Based on these realities, I make the following recommendations to all parties, from builders to policymakers. The general principle is to take quantum threats seriously, but not to pre-empt the emergence of coded related quantum computers by 2030 (which are not supported by the current progress). At the same time, there are things that we can and should do now:

  1. Immediate deployment of hybrid encryption: at least where long-term confidentiality is required and affordable. Many browsers, CDNs and communication applications (e.g. iMessage, Signal) have started to deploy. Mixed programs (post quantum + classic) protect against HNDL attacks and circumvent potential weaknesses of postquantification programs。
  2. In situations where large dimensions are tolerated, Hashi-based signatures are immediately used: low-frequency, unsensitized scenes such as software / solidware upgrades, and mixed Hashi signatures are now available (mixed to implement gaps in hedge programmes).
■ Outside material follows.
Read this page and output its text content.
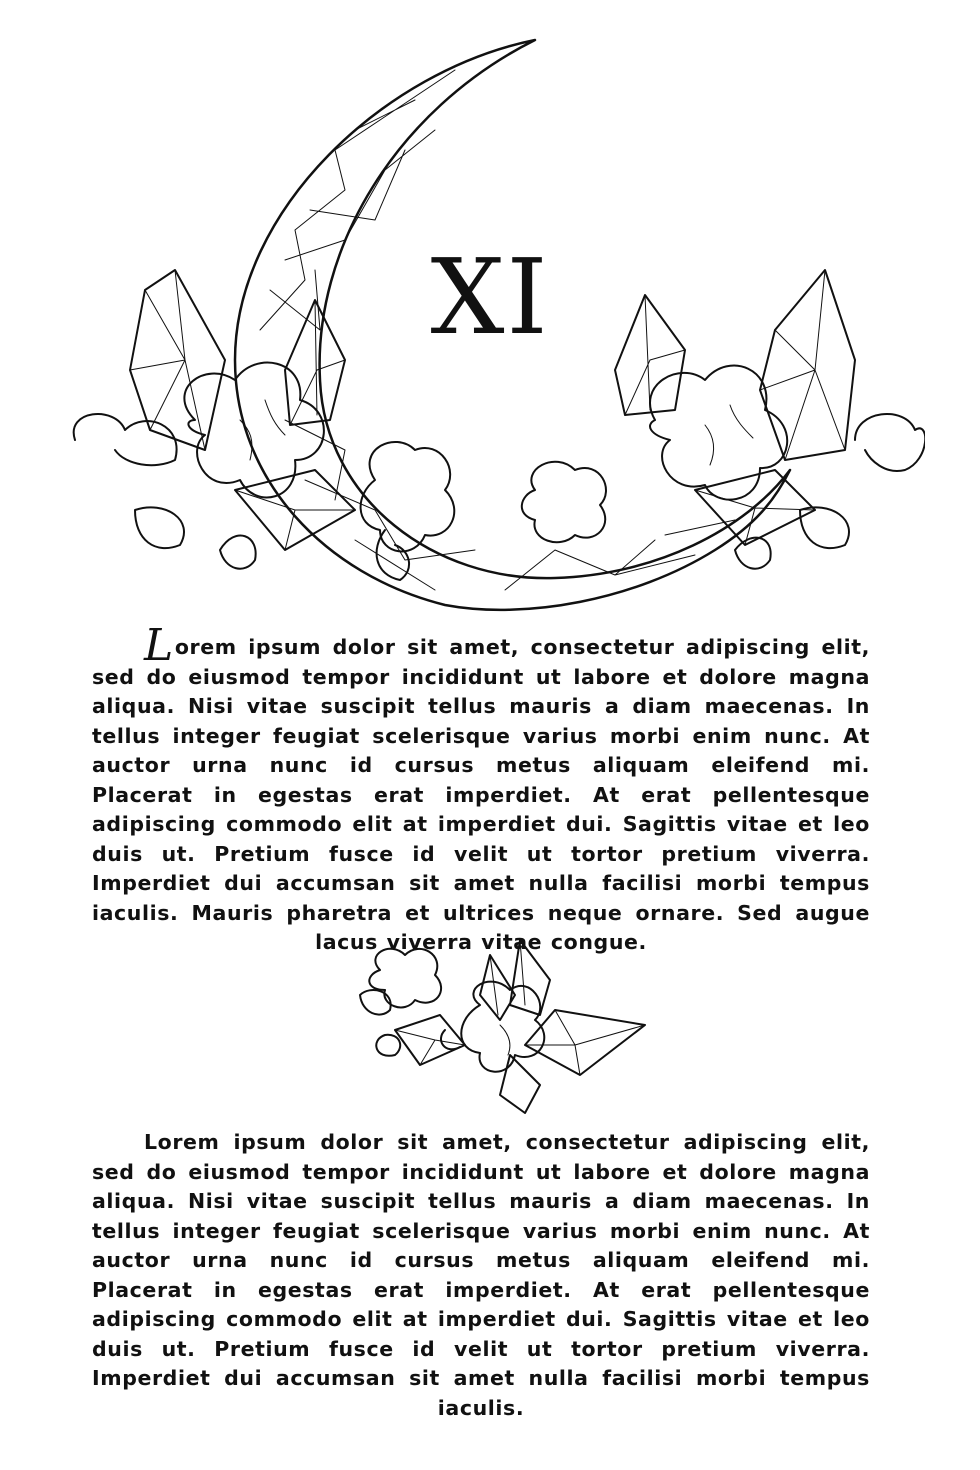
XI

Lorem ipsum dolor sit amet, consectetur adipiscing elit, sed do eiusmod tempor incididunt ut labore et dolore magna aliqua. Nisi vitae suscipit tellus mauris a diam maecenas. In tellus integer feugiat scelerisque varius morbi enim nunc. At auctor urna nunc id cursus metus aliquam eleifend mi. Placerat in egestas erat imperdiet. At erat pellentesque adipiscing commodo elit at imperdiet dui. Sagittis vitae et leo duis ut. Pretium fusce id velit ut tortor pretium viverra. Imperdiet dui accumsan sit amet nulla facilisi morbi tempus iaculis. Mauris pharetra et ultrices neque ornare. Sed augue lacus viverra vitae congue.

Lorem ipsum dolor sit amet, consectetur adipiscing elit, sed do eiusmod tempor incididunt ut labore et dolore magna aliqua. Nisi vitae suscipit tellus mauris a diam maecenas. In tellus integer feugiat scelerisque varius morbi enim nunc. At auctor urna nunc id cursus metus aliquam eleifend mi. Placerat in egestas erat imperdiet. At erat pellentesque adipiscing commodo elit at imperdiet dui. Sagittis vitae et leo duis ut. Pretium fusce id velit ut tortor pretium viverra. Imperdiet dui accumsan sit amet nulla facilisi morbi tempus iaculis.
This provides a conservative "lifeboat" in case of an unexpected presence of quantum computers。
  3. The block chain does not need to be signed in haste, but planning should begin immediately:
  4. DEVELOPERS SHOULD FOLLOW THE CAUTION OF THE NETWORK PKI COMMUNITY TO MAKE THE PROGRAMME MORE MATURE。
  5. It is important for public chains such as bitcoin to define migration routes and policies for "sleeping" fragile funds. Bitcoin, in particular, needs to start planning now, as its challenges are mainly non-technical (slow governance, high-value “sleeping” addresses)。
  6. Leave mature time (possibly a few more years) for studies of late quantum SNARKs and polymerized signatures to avoid early targeting of sub-optimal solutions。
  7. With regard to the Taifung account: the smart contract wallet (upgradable) may provide a more smooth migration path, but with limited differences. More important than the type of accounts, communities continue to advance back-to-back quantum studies and contingency plans. Broader design revelations: Unlocking account identities and specific signature programs (e.g., accounts abstract) can provide greater flexibility, not only for back-up quantum migration, but also to support functions such as sponsorship of transactions, social rehabilitation, etc。
  8. THE PRIVACY CHAIN SHOULD TRANSITION AS A MATTER OF PRIORITY (IF PERFORMANCE IS ACCEPTABLE): ITS USER CONFIDENTIALITY IS BEING EXPOSED TO HNDL ATTACKS. MIXED PROGRAMMES OR STRUCTURAL ADJUSTMENTS COULD BE CONSIDERED TO AVOID DECRYPTING SECRETS。
  9. In the short term, priority is given to securing the implementation of security rather than over-focusing on quantum threats: for complex ciphers, such as SNARKs and late quantum signatures, loopholes and attacks will be more risky than quantum computers in the years to come. Investing in auditing, fuzzy testing, formalization and deep defence now does not allow quantum anxiety to mask the more pressing threat of loopholes。
  10. Ongoing funding for quantum computing research and development: from a national security perspective, sustained investment in funding and human capacity development is essential. The leading counterparty would pose a serious risk if it were to take the lead in obtaining the capability to calculate the coded relevant quantum。
  11. A rational view of quantum computing news: more milestones in the future. But each milestone proves precisely that we are far from the goal. Press releases should be seen as progress reports requiring critical assessment, rather than signals of hasty action。

Of course, technological breakthroughs can accelerate and bottlenecks can prolong predictions. I am not asserting that it is impossible in five years, but that it is very unlikely. Following these recommendations will help us to avoid the more immediate and likely risks: implementation gaps, hasty deployments and common mistakes in password transitions。

QQlink

Tiada pintu belakang kripto, tiada kompromi. Platform sosial dan kewangan terdesentralisasi berasaskan teknologi blockchain, mengembalikan privasi dan kebebasan kepada pengguna.

© 2024 Pasukan R&D QQlink. Hak Cipta Terpelihara.